16 February 2008

Blue Ocean Strategy Path 3: Look Across the Chain of Buyers

Blue Ocean Strategy Articles : Blue Ocean Strategy Path 3: Look Across the Chain of Buyers

Continuing in our series which takes a closer look at each of the paths in Blue Ocean Strategy’s Six Paths Framework, our focus shifts to the third path—looking across the chain of buyers. During the upcoming weeks we will continue to highlight the remaining three paths, with each becoming accessible in the Blue Ocean Strategy Basics archives. Today, for the third path, we turn to page 61 - 62 of the book Blue Ocean Strategy (co-authored by Professor W. Chan Kim and Professor RenĂ©e Mauborgne):

Blue Ocean Strategy Path 3: Look Across the Chain of Buyers

Individual companies in an industry often target different customer segments—for example, large versus small customers. But an industry typically converges on a single buyer group. The pharmaceutical industry, for example, focuses overridingly on influencers: doctors. The office equipment industry focuses heavily on purchasers: corporate purchasing departments. And the clothing industry sells predominantly to users. Sometimes there is a strong economic rationale for this focus. But often it is the result of industry practices that have never been questioned. Challenging an industry’s conventional wisdom about which buyer group to target can lead to the discovery of new blue ocean. By looking across buyer groups, companies can gain new insights into how to redesign their value curves to focus on a previously overlooked set of buyers.
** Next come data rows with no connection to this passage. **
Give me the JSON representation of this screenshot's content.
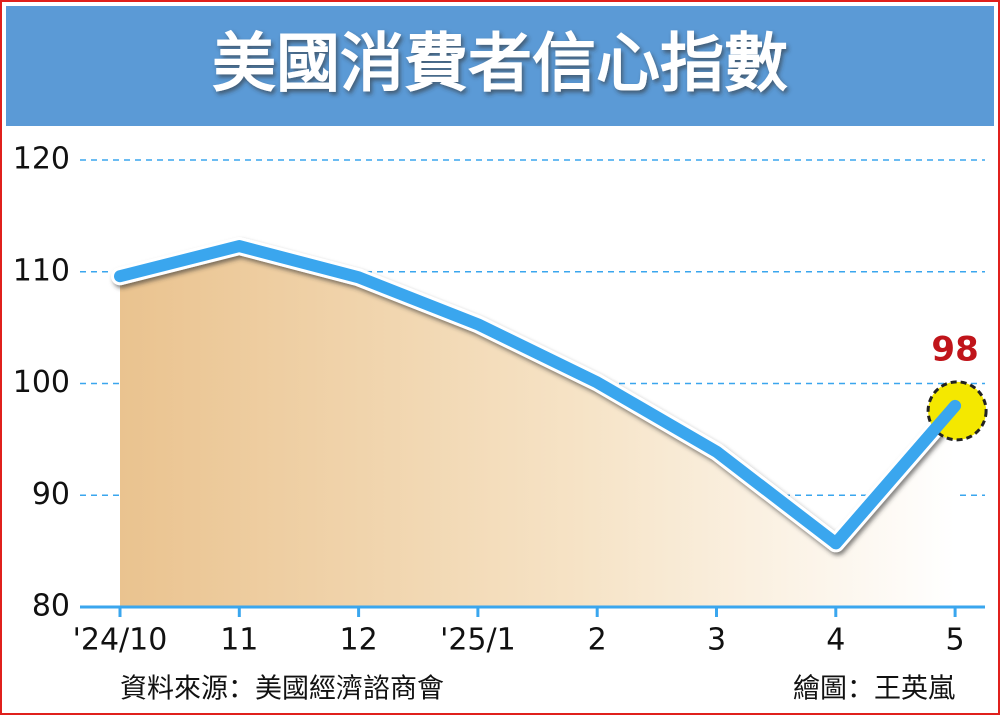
{
  "chart_data": {
    "type": "line",
    "title": "美國消費者信心指數",
    "categories": [
      "'24/10",
      "11",
      "12",
      "'25/1",
      "2",
      "3",
      "4",
      "5"
    ],
    "series": [
      {
        "name": "美國消費者信心指數",
        "color": "#3aa6ee",
        "values": [
          109.6,
          112.3,
          109.5,
          105.3,
          100.1,
          93.9,
          85.7,
          98
        ]
      }
    ],
    "ylim": [
      80,
      120
    ],
    "yticks": [
      80,
      90,
      100,
      110,
      120
    ],
    "grid": true,
    "source": "資料來源：美國經濟諮商會",
    "credit": "繪圖：王英嵐"
  }
}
Think of Novo Nordisk, the Danish insulin producer that created a blue ocean in the insulin industry…. [Novo Nordisk] saw that it could break away from the competition and create a blue ocean by shifting the industry’s longstanding focus on doctors to the users—patients themselves. In focusing on patients, Novo Nordisk found that insulin, which was supplied to diabetes patients in vials, presented significant challenges in administering. Vials left the patient with the complex and unpleasant task of handling syringes, needles, and insulin, and of administering doses according to his or her needs. Needles and syringes also evoked unpleasant feelings of social stigmatism for patients. And patients did not want to fiddle with syringes and needles outside their homes, a frequent occurrence because many patients must inject insulin several times a day. This led Novo Nordisk to the blue ocean opportunity of NovoPen, launched in 1985. NovoPen, the first user-friendly insulin delivery solution, was designed to remove the hassle and embarrassment of administering insulin.